Ann’s ailing mother may have put it best when she turned to David in the car one day and stated, apropos of nothing, “Money is life’s report card.”

“If you think of it in those terms, one can be pretty bitter living in New York,” David observed.

Betsy, the costume designer, says she doesn’t resent the family who bought her parents’ Park Avenue apartment, or their kid who came up to her at a Christmas party and told her that her old bedroom, which he inherited, “is the best room in the place.” Rather, she resents “the system that brought me up and didn’t discuss money.”

Wendy doesn’t wish she married for money – but she doesn’t deny she might have given the matter more thought. “There was a certain person who was interested in me, but nobody pushed anything,” she remembers. “I do sometimes think I could be a little more realistic.”

Ann continues to be proud of the choices she’s made – “My parents’ lives as rich people were emptier than mine,” she states flatly. “But I worry about whether my values can be well communicated to my children in this atmosphere.”

Part of the problem, apart from the ostentation all around them, is that Ann’s life might not look that appealing to a kid.

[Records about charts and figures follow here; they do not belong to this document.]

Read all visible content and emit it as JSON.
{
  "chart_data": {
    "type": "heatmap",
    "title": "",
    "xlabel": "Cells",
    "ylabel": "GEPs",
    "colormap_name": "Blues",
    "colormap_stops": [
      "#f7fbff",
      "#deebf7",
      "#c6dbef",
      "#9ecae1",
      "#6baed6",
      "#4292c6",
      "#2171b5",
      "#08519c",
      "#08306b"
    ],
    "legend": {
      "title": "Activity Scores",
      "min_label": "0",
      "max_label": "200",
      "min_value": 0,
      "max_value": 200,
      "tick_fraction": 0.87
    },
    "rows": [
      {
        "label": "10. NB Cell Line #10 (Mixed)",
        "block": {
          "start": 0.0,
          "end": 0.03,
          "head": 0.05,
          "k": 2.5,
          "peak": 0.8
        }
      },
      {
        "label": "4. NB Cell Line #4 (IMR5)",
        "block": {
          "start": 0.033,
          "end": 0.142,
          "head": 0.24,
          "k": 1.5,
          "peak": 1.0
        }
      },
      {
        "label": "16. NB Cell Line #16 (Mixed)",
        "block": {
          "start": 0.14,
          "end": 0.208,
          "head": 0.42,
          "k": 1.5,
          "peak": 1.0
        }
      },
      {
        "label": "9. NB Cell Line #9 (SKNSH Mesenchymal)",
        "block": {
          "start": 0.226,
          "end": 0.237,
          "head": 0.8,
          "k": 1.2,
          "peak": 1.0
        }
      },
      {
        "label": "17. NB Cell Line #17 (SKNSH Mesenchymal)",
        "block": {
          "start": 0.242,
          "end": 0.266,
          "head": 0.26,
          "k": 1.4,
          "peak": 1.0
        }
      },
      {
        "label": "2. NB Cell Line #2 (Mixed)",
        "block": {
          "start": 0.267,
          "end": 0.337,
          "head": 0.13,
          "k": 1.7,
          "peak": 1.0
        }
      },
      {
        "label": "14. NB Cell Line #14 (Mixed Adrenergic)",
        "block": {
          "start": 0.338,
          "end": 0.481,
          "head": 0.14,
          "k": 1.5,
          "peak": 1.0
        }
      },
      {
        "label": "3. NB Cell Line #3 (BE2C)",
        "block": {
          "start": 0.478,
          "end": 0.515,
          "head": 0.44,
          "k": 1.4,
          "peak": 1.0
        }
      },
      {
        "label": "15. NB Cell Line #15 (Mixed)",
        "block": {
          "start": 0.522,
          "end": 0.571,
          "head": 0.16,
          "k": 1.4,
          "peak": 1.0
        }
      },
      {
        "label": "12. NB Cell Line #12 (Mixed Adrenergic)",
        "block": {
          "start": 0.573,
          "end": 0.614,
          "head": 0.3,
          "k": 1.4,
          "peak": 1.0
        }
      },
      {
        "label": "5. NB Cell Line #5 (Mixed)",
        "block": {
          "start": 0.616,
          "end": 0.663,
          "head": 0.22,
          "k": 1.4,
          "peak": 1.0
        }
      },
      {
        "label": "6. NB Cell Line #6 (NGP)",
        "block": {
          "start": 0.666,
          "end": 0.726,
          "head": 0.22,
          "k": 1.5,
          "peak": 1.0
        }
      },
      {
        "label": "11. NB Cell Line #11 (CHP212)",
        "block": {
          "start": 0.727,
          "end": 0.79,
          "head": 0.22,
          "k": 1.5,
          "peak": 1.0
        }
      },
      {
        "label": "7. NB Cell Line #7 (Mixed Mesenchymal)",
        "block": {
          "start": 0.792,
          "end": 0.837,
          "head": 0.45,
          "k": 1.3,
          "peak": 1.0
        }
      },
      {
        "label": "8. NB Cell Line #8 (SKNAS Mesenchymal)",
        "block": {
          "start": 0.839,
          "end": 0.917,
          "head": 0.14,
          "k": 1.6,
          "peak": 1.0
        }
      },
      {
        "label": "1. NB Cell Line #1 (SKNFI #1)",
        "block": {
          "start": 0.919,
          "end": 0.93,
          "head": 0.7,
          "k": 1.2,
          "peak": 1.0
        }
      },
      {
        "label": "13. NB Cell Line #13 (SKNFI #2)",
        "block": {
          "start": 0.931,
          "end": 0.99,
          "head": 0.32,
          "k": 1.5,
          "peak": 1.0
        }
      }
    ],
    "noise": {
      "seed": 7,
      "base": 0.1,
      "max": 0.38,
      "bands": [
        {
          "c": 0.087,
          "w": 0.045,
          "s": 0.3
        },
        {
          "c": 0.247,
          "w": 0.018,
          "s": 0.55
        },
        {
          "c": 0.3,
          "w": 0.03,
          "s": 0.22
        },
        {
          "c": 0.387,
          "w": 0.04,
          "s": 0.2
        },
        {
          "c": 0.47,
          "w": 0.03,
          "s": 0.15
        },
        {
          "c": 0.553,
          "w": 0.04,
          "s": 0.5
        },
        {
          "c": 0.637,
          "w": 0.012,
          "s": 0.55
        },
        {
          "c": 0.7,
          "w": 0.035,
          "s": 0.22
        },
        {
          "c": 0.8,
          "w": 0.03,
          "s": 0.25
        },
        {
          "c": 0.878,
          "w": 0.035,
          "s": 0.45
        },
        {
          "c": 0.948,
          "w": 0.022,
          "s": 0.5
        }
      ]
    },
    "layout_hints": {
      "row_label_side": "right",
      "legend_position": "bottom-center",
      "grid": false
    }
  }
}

In fact, she spends so much time struggling to support her family that she has no time to pursue the lofty goals of helping the poor that attracted her to psychology in the first place. Ironically, she spends her days servicing the rich, the only people who can afford her rates, while they do more actual good than she does, if only by attending charity galas.

“Because of my financial struggle, I have less time to exercise my social conscience than these rich people,” she admits. “I give less to charity and serve on fewer committees.”

Nonetheless, she says she’d feel like a failure if her kids chose their careers based on their earning potential. “I hope their educations will give them some financial stability, but my sixties values still predominate,” she insists. “I would love it if at least one of them was an artist.”

On the other hand, it wouldn’t kill her if one of the others joined Goldman, Sachs. “If they’re interested in banking – go for it,” she says, adding, not entirely facetiously, “and I hope they can marry the brother of one of their well-heeled school friends.”

But many in the next generation seem to have no desire to repeat the well-intentioned mistakes of the previous one. “Most of my students are extremely wealthy, and their ambition is to remain extremely wealthy,” David says. “They talk about how rich they are relative to each other. That’s all they think about. There’s not a thought given to public service.”